I'm a uhh "full-blooded" Iranian, who was born and raised in a Western European country. My father emigrated shortly after the Iranian revolution to come and study, but never thought that those Islamists would stay in power for so long and well, as such he stayed here ever since - even though he originally had no intention to do so. He married my mum, whom he met on a trip back to Iran, and I was born here.
I'm in my mid-20s now, and I'd like to think that it really doesn't define me, as in I don't make it really part of my personality per se, but it affects me heavily on a daily basis. Seeing that both my parents are Iranian, naturally I look quite Iranian, too. I'm not white (though I don't think I'm brown, either? I always go with caramel lol), I have some lush black hair, and also sport a beard. I speak Farsi, I am able to read and write Persian script (though admittedly not as good as I'd like). I grew up with Persian cuisine, and also try to keep up with Persian culture.

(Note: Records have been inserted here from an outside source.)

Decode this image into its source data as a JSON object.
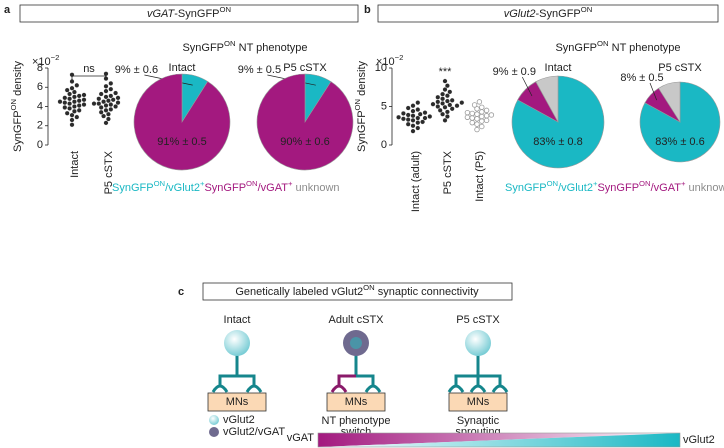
{
  "panels": [
    {
      "label": "a",
      "header": [
        {
          "i": "vGAT"
        },
        "-SynGFP",
        {
          "sup": "ON"
        }
      ],
      "pie_title": [
        "SynGFP",
        {
          "sup": "ON"
        },
        " NT phenotype"
      ],
      "legend": [
        {
          "name": [
            "SynGFP",
            {
              "sup": "ON"
            },
            "/vGlut2",
            {
              "sup": "+"
            }
          ],
          "color": "#1ab8c4"
        },
        {
          "name": [
            "SynGFP",
            {
              "sup": "ON"
            },
            "/vGAT",
            {
              "sup": "+"
            }
          ],
          "color": "#a3197f"
        },
        {
          "name": [
            " unknown"
          ],
          "color": "#8c8c8c"
        }
      ]
    },
    {
      "label": "b",
      "header": [
        {
          "i": "vGlut2"
        },
        "-SynGFP",
        {
          "sup": "ON"
        }
      ],
      "pie_title": [
        "SynGFP",
        {
          "sup": "ON"
        },
        " NT phenotype"
      ],
      "legend": [
        {
          "name": [
            "SynGFP",
            {
              "sup": "ON"
            },
            "/vGlut2",
            {
              "sup": "+"
            }
          ],
          "color": "#1ab8c4"
        },
        {
          "name": [
            "SynGFP",
            {
              "sup": "ON"
            },
            "/vGAT",
            {
              "sup": "+"
            }
          ],
          "color": "#a3197f"
        },
        {
          "name": [
            " unknown"
          ],
          "color": "#8c8c8c"
        }
      ]
    }
  ],
  "chart_data": [
    {
      "type": "strip",
      "ylabel": [
        "SynGFP",
        {
          "sup": "ON"
        },
        " density"
      ],
      "y_multiplier": [
        "×10",
        {
          "sup": "−2"
        }
      ],
      "categories": [
        "Intact",
        "P5 cSTX"
      ],
      "colors": [
        "#2b2b2b",
        "#2b2b2b"
      ],
      "filled": [
        true,
        true
      ],
      "annotation": "ns",
      "ylim": [
        0,
        8
      ],
      "yticks": [
        0,
        2,
        4,
        6,
        8
      ],
      "values": [
        [
          2.1,
          2.6,
          2.9,
          3.1,
          3.3,
          3.5,
          3.6,
          3.8,
          3.9,
          4.0,
          4.1,
          4.2,
          4.3,
          4.4,
          4.5,
          4.5,
          4.6,
          4.7,
          4.8,
          4.9,
          5.0,
          5.1,
          5.2,
          5.3,
          5.5,
          5.7,
          5.9,
          6.2,
          6.6,
          7.3
        ],
        [
          2.3,
          2.7,
          3.0,
          3.2,
          3.4,
          3.6,
          3.7,
          3.9,
          4.0,
          4.1,
          4.2,
          4.3,
          4.3,
          4.4,
          4.5,
          4.6,
          4.7,
          4.8,
          4.9,
          5.0,
          5.1,
          5.3,
          5.4,
          5.6,
          5.8,
          6.1,
          6.4,
          6.9,
          7.4
        ]
      ]
    },
    {
      "type": "pie",
      "title": "Intact",
      "values": [
        9,
        91
      ],
      "value_labels": [
        "9% ± 0.6",
        "91% ± 0.5"
      ],
      "colors": [
        "#1ab8c4",
        "#a3197f"
      ]
    },
    {
      "type": "pie",
      "title": "P5 cSTX",
      "values": [
        9,
        90
      ],
      "value_labels": [
        "9% ± 0.5",
        "90% ± 0.6"
      ],
      "colors": [
        "#1ab8c4",
        "#a3197f"
      ]
    },
    {
      "type": "strip",
      "ylabel": [
        "SynGFP",
        {
          "sup": "ON"
        },
        " density"
      ],
      "y_multiplier": [
        "×10",
        {
          "sup": "−2"
        }
      ],
      "categories": [
        "Intact (adult)",
        "P5 cSTX",
        "Intact (P5)"
      ],
      "colors": [
        "#2b2b2b",
        "#2b2b2b",
        "#9a9a9a"
      ],
      "filled": [
        true,
        true,
        false
      ],
      "annotation": "***",
      "ylim": [
        0,
        10
      ],
      "yticks": [
        0,
        5,
        10
      ],
      "values": [
        [
          1.8,
          2.2,
          2.5,
          2.7,
          2.9,
          3.0,
          3.2,
          3.3,
          3.4,
          3.5,
          3.5,
          3.6,
          3.7,
          3.8,
          3.9,
          4.0,
          4.1,
          4.2,
          4.4,
          4.6,
          4.8,
          5.1,
          5.5
        ],
        [
          3.2,
          3.7,
          4.0,
          4.3,
          4.5,
          4.7,
          4.9,
          5.0,
          5.1,
          5.2,
          5.3,
          5.4,
          5.5,
          5.6,
          5.7,
          5.8,
          6.0,
          6.2,
          6.4,
          6.6,
          6.9,
          7.2,
          7.7,
          8.3
        ],
        [
          2.0,
          2.4,
          2.7,
          2.9,
          3.1,
          3.2,
          3.4,
          3.5,
          3.6,
          3.7,
          3.8,
          3.9,
          4.0,
          4.1,
          4.2,
          4.3,
          4.5,
          4.7,
          4.9,
          5.2,
          5.6
        ]
      ]
    },
    {
      "type": "pie",
      "title": "Intact",
      "values": [
        83,
        9,
        8
      ],
      "value_labels": [
        "83% ± 0.8",
        "9% ± 0.9",
        null
      ],
      "colors": [
        "#1ab8c4",
        "#a3197f",
        "#c8c8c8"
      ]
    },
    {
      "type": "pie",
      "title": "P5 cSTX",
      "values": [
        83,
        8,
        9
      ],
      "value_labels": [
        "83% ± 0.6",
        "8% ± 0.5",
        null
      ],
      "colors": [
        "#1ab8c4",
        "#a3197f",
        "#c8c8c8"
      ]
    }
  ],
  "diagram": {
    "label": "c",
    "title": [
      "Genetically labeled vGlut2",
      {
        "sup": "ON"
      },
      " synaptic connectivity"
    ],
    "columns": [
      {
        "label": "Intact",
        "box": "MNs"
      },
      {
        "label": "Adult cSTX",
        "box": "MNs",
        "caption": [
          "NT phenotype",
          "switch"
        ]
      },
      {
        "label": "P5 cSTX",
        "box": "MNs",
        "caption": [
          "Synaptic",
          "sprouting"
        ]
      }
    ],
    "legend": [
      "vGlut2",
      "vGlut2/vGAT"
    ],
    "gradient": [
      "vGAT",
      "vGlut2"
    ]
  }
}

...and yet I always feel somewhat out of place when I go visit my relatives in Iran. I'm being told that I have foreign accent, or I notice how I don't understand some of the jokes and stuff. I'm also, even among my family or others in a similar situation, when compared to my sister for instance, a bit of a black sheep, as I don't care for contemporary Iranian pop music, or Iranian cinema (outside their great art house movies). I love rock music, I like to go on techno raves, I'm overall a bit more alternative, I drink etc. Not that my parents condemn those things, they're really open about all this, it's just that I sometimes feel we've got a lack of overlap.
At the same time, I also don't feel completely at home in German circles, which I got to especially experience with my German ex. I'm not familiar with German etiquette for instance, and feel a bit weird when I then apply my rather overly polite Iranian manners. Which also made things a bit awkward for my ex and I sometimes.
Anyway. I've since moved to a melting pot of a city and I struggle to answer the question "Where are you from?". Living in a different country now, things got easier and harder at the same time. I'm surrounded by people in a similar situation, but now I speak English all the time in a country which is not part of the UK, so I'm kinda dealing with an additional two cultures, making for a total of four lol
I'm proud of my Iranian heritage. We've got a lot of history and are literally one of the oldest cultures around. Yet I could never imagine living there, I literally couldn't even if I wanted to. But I don't look German and frankly don't feel 100% German either. And tbh this makes me anxious about my future as well.